8. What have you learned about yourself from being a playwright and lyricist? Listen carefully…… even when no one is speaking. Pauses can be very informative.
9. What's the best advice you've ever received? Never, Never, Never give up! My husband says my personal theme is Dorothy Fields' lyric, "Pick yourself up, dust yourself off and start all over, again." Hey, it's not over till it's over!
10. If you could have any super power, which one would you choose? Actually, I'm not a "super hero" sort of gal, although I loved Robert Downey Jr. in Iron Man. (Of course, I love him in everything!) However, I always adored "Samantha" on Bewitched.
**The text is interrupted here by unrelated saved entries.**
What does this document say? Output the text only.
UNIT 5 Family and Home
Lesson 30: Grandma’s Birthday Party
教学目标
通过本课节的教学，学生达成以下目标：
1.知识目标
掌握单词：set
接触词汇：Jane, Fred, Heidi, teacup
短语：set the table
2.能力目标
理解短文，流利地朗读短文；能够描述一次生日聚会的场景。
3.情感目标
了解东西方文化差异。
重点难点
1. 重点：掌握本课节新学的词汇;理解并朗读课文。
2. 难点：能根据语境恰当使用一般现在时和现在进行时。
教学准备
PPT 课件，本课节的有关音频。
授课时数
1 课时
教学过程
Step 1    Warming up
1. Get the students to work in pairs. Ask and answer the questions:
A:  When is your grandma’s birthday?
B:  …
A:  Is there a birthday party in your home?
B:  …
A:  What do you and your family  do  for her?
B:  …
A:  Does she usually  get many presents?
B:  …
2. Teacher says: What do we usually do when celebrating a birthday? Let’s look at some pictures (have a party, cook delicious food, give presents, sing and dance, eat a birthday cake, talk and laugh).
Yes, I know she's a witch, but a really, really cute one. Still, to be able to wiggle my nose, and make things the way I want them to be, sounds heavenly. I mean that wiggle included everything! (She could fly, be invisible, travel through time, even change nasty gossips into clucking hens….) Of course, I am always reminded to be careful what I wish for. Like it or not, in the end, only tenacity, sweat, and guts win the day. O.K. If I can still have that magic wiggle, I'll just use it for washing dishes. Deal?
Her novels for young adults include Monday In Odessa, Idependence Avenue, and The Violin Players. Perhaps, her most popular story is The Odd Potato, originally a picture book, adapted for stage, television, and CD.
Through the years, her work received numerous honors, including two Emmy Awards, The National Jewish Book Award, The International Reading Association’s Teacher’s Choice Award, and a Thorpe Menn Honorable Mention Award. Several years ago, the author received the distinct honor of being listed on Kansas City’s Central Library’s "Community Bookshelf," nationally acclaimed free-standing public art at Tenth and Baltimore.
When writing new musicals, Eileen collaborates with her sister, Gail Bluestone, an award-winning composer and educator in Los Angeles.
In 2003, Eileen formed her family’s Production Company, 6-10 PRODUCTIONS to produce the New York holiday event, Broadway Sings The Odd Potato, starring (Batman’s original Riddler) Frank Gorshin. In 2005, the CD followed. The Odd Potato: The Broadway Album features 20 Tony Award winners, with narration by Judd Hirsch. The CD competed in the 49th Grammy Awards Contest in the category of "Best Musical Show Album" and raises money every holiday season for special needs children.
Currently, 6-10 PRODUCTIONS is developing a new children's CD, called Listen Up! starring the Tony and Emmy Award winner, Broadway Diva, Lillias White, singing a variety of novelty songs composed by the Bluestone Sisters for their many family-friendly shows.
Eileen is a member of the Dramatists Guild of America, The Authors Guild, Inc., ASCAP, The Drama League, and The Recording Academy, where she serves as a Grammy Voter.